Of the 938 patients studied, 589 (63%) had no UI, 247 (25%) had mild UI, 76 (8%) had moderate UI, and 36 (4%) had severe UI.

Although no substantial differences were found in total prostate-specific antigen levels and uroflowmetry levels among the groups, prostate volume, IPSS, and overactive bladder-questionnaire score were all higher as UI increased (P ≤ .03 for all).

The investigators also found a negative correlation between IIEF-Total (rho = –0.12; P < .001), IIEF-Erectile Function (rho = –0.15; P < .001), IIEF-Intercourse Satisfaction (rho = –0.1; P = .004), and IIEF-Overall Satisfaction scores (rho = –0.12; P < .001) and ICIQ-UI-SF scores. In addition, they reported that higher body mass index (Coeff 0.12; 95% CCI: .03-0.32, P = .011), diabetes (Coeff 1.76; 95% CI: .035-3.18, P = .015), and presence of comorbidities (Coeff 0.9; 95% CI: 0.06-0.174; P = .035) were all associated with higher ICIQ-UI-SF scores.

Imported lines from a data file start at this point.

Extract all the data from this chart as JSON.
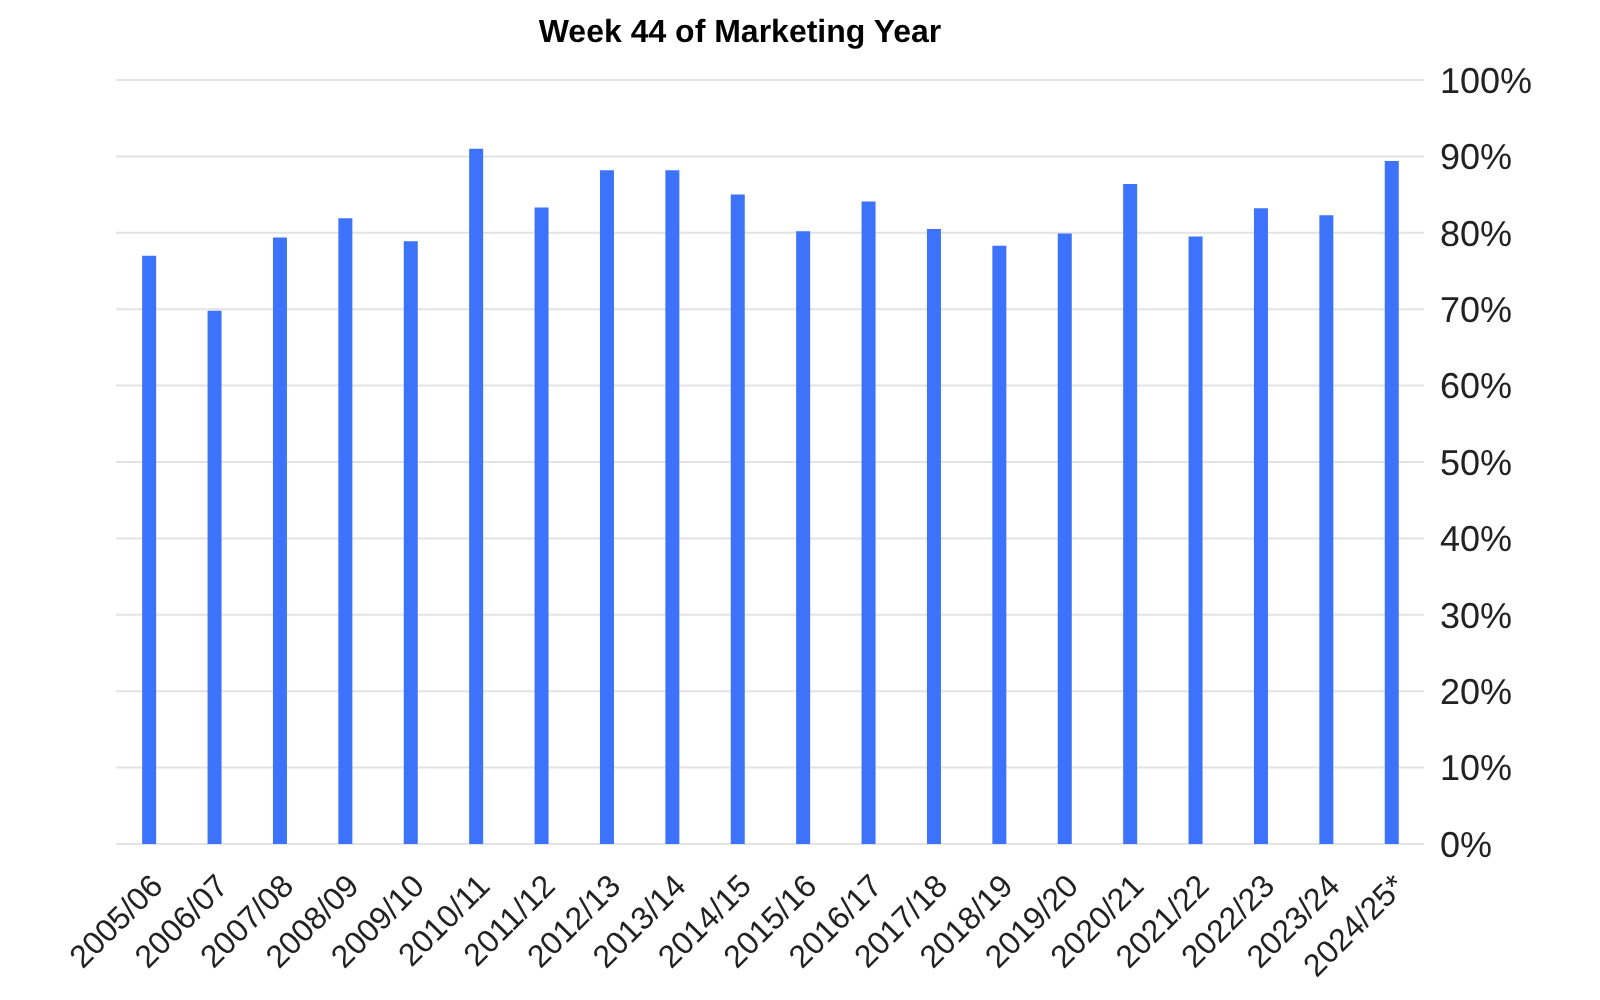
{
  "chart_data": {
    "type": "bar",
    "title": "Week 44 of Marketing Year",
    "categories": [
      "2005/06",
      "2006/07",
      "2007/08",
      "2008/09",
      "2009/10",
      "2010/11",
      "2011/12",
      "2012/13",
      "2013/14",
      "2014/15",
      "2015/16",
      "2016/17",
      "2017/18",
      "2018/19",
      "2019/20",
      "2020/21",
      "2021/22",
      "2022/23",
      "2023/24",
      "2024/25*"
    ],
    "values": [
      77.0,
      69.8,
      79.4,
      81.9,
      78.9,
      91.0,
      83.3,
      88.2,
      88.2,
      85.0,
      80.2,
      84.1,
      80.5,
      78.3,
      79.9,
      86.4,
      79.5,
      83.2,
      82.3,
      89.4
    ],
    "color": "#3d73fb",
    "ylim": [
      0,
      100
    ],
    "yticks": [
      {
        "value": 0,
        "label": "0%"
      },
      {
        "value": 10,
        "label": "10%"
      },
      {
        "value": 20,
        "label": "20%"
      },
      {
        "value": 30,
        "label": "30%"
      },
      {
        "value": 40,
        "label": "40%"
      },
      {
        "value": 50,
        "label": "50%"
      },
      {
        "value": 60,
        "label": "60%"
      },
      {
        "value": 70,
        "label": "70%"
      },
      {
        "value": 80,
        "label": "80%"
      },
      {
        "value": 90,
        "label": "90%"
      },
      {
        "value": 100,
        "label": "100%"
      }
    ],
    "grid": "y"
  }
}
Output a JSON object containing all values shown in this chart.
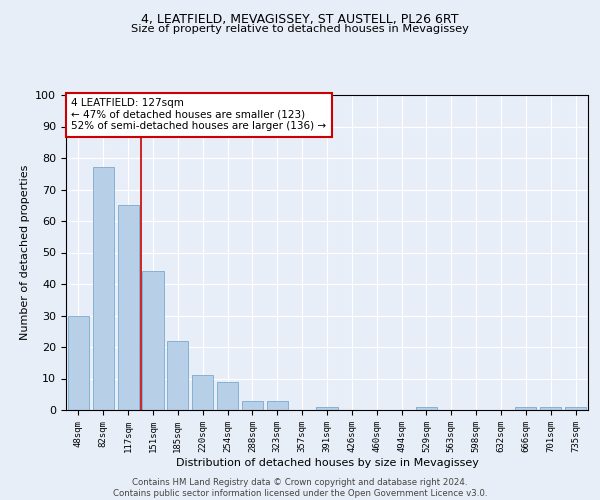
{
  "title1": "4, LEATFIELD, MEVAGISSEY, ST AUSTELL, PL26 6RT",
  "title2": "Size of property relative to detached houses in Mevagissey",
  "xlabel": "Distribution of detached houses by size in Mevagissey",
  "ylabel": "Number of detached properties",
  "categories": [
    "48sqm",
    "82sqm",
    "117sqm",
    "151sqm",
    "185sqm",
    "220sqm",
    "254sqm",
    "288sqm",
    "323sqm",
    "357sqm",
    "391sqm",
    "426sqm",
    "460sqm",
    "494sqm",
    "529sqm",
    "563sqm",
    "598sqm",
    "632sqm",
    "666sqm",
    "701sqm",
    "735sqm"
  ],
  "values": [
    30,
    77,
    65,
    44,
    22,
    11,
    9,
    3,
    3,
    0,
    1,
    0,
    0,
    0,
    1,
    0,
    0,
    0,
    1,
    1,
    1
  ],
  "bar_color": "#b8cfe8",
  "bar_edge_color": "#7aaad0",
  "vline_x": 2.5,
  "vline_color": "#cc0000",
  "annotation_text": "4 LEATFIELD: 127sqm\n← 47% of detached houses are smaller (123)\n52% of semi-detached houses are larger (136) →",
  "annotation_box_color": "#ffffff",
  "annotation_box_edge": "#cc0000",
  "bg_color": "#e8eef8",
  "grid_color": "#ffffff",
  "ylim": [
    0,
    100
  ],
  "yticks": [
    0,
    10,
    20,
    30,
    40,
    50,
    60,
    70,
    80,
    90,
    100
  ],
  "footer1": "Contains HM Land Registry data © Crown copyright and database right 2024.",
  "footer2": "Contains public sector information licensed under the Open Government Licence v3.0."
}
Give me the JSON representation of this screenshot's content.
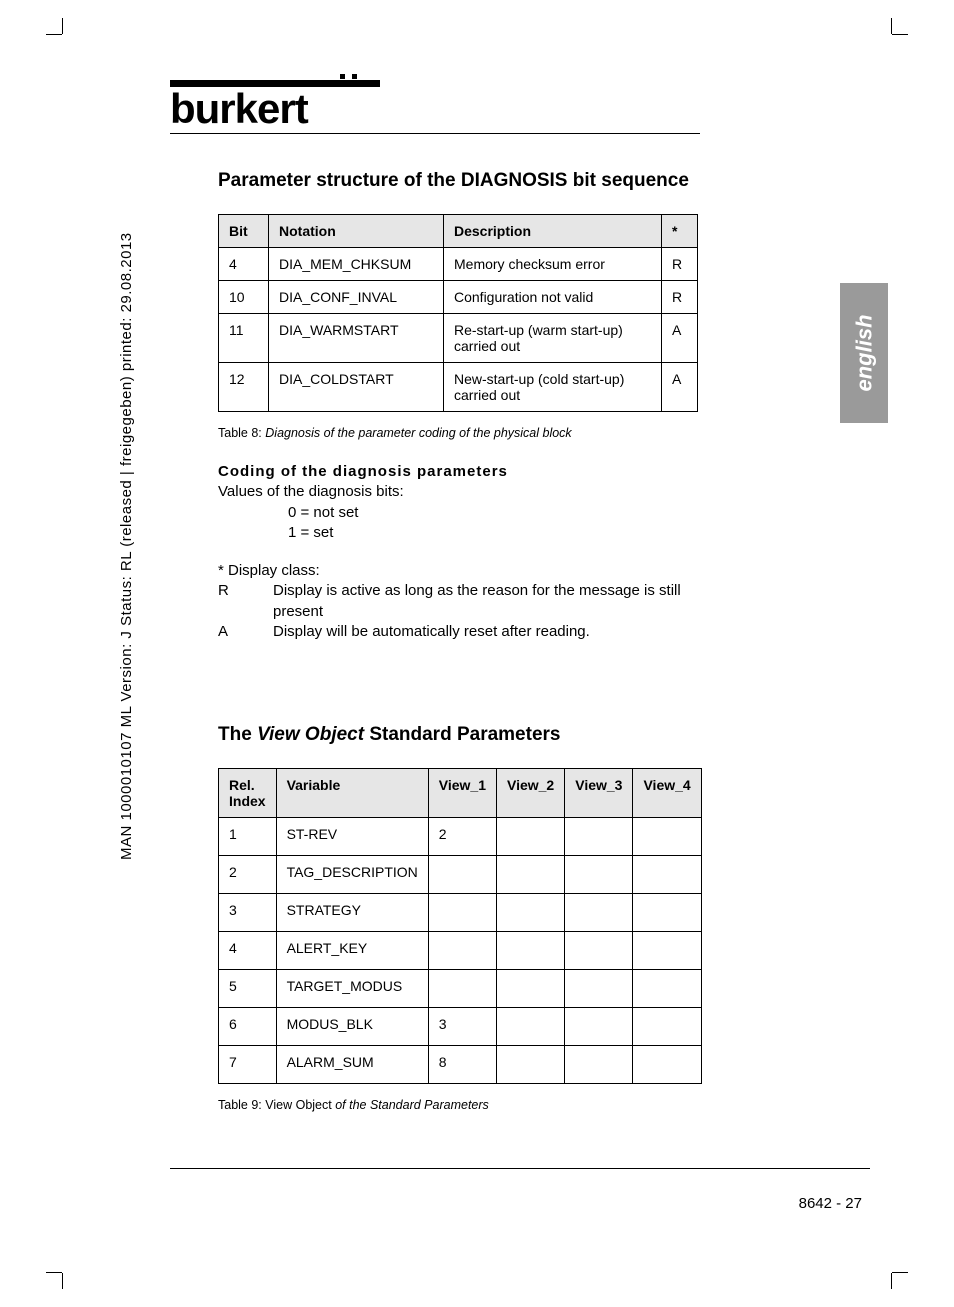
{
  "sidetext": "MAN  1000010107  ML   Version: J   Status: RL (released | freigegeben)   printed: 29.08.2013",
  "logo_text": "burkert",
  "lang_tab": "english",
  "section1_title": "Parameter structure of the DIAGNOSIS bit sequence",
  "table1": {
    "headers": [
      "Bit",
      "Notation",
      "Description",
      "*"
    ],
    "rows": [
      [
        "4",
        "DIA_MEM_CHKSUM",
        "Memory checksum error",
        "R"
      ],
      [
        "10",
        "DIA_CONF_INVAL",
        "Configuration not valid",
        "R"
      ],
      [
        "11",
        "DIA_WARMSTART",
        "Re-start-up (warm start-up) carried out",
        "A"
      ],
      [
        "12",
        "DIA_COLDSTART",
        "New-start-up (cold start-up) carried out",
        "A"
      ]
    ],
    "caption_prefix": "Table 8: ",
    "caption": "Diagnosis of the parameter coding of the physical block"
  },
  "coding": {
    "heading": "Coding  of  the  diagnosis  parameters",
    "line1": "Values of the diagnosis bits:",
    "bit0": "0 = not set",
    "bit1": "1 = set",
    "disp_head": "*  Display  class:",
    "r_label": "R",
    "r_text": "Display is active as long as the reason for the message is still present",
    "a_label": "A",
    "a_text": "Display will be automatically reset after reading."
  },
  "section2_pre": "The ",
  "section2_ital": "View Object",
  "section2_post": " Standard Parameters",
  "table2": {
    "headers": [
      "Rel. Index",
      "Variable",
      "View_1",
      "View_2",
      "View_3",
      "View_4"
    ],
    "rows": [
      [
        "1",
        "ST-REV",
        "2",
        "",
        "",
        ""
      ],
      [
        "2",
        "TAG_DESCRIPTION",
        "",
        "",
        "",
        ""
      ],
      [
        "3",
        "STRATEGY",
        "",
        "",
        "",
        ""
      ],
      [
        "4",
        "ALERT_KEY",
        "",
        "",
        "",
        ""
      ],
      [
        "5",
        "TARGET_MODUS",
        "",
        "",
        "",
        ""
      ],
      [
        "6",
        "MODUS_BLK",
        "3",
        "",
        "",
        ""
      ],
      [
        "7",
        "ALARM_SUM",
        "8",
        "",
        "",
        ""
      ]
    ],
    "caption_prefix": "Table 9: ",
    "caption_norm": "View Object ",
    "caption_ital": "of the Standard Parameters"
  },
  "footer": "8642  -  27"
}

“In conclusion, we found that in patients presenting with LUTS, there is an association between urinary incontinence and [worse] sexual function,” said study author Giuseppe Fallara, MD, urology resident at San Raffaele Scientific Institute, Milan Italy, who worked on the study with Andrea Salonia, MD, and colleagues.


1. Fallara G, Boeri L, Candela L, et al. Impact of urinary incontinence on sexual function in patients presenting for lower urinary tract symptoms. Paper presented at 2021 American Urological Association Annual Meeting; September 10-13; virtual. Abstract PD04-07.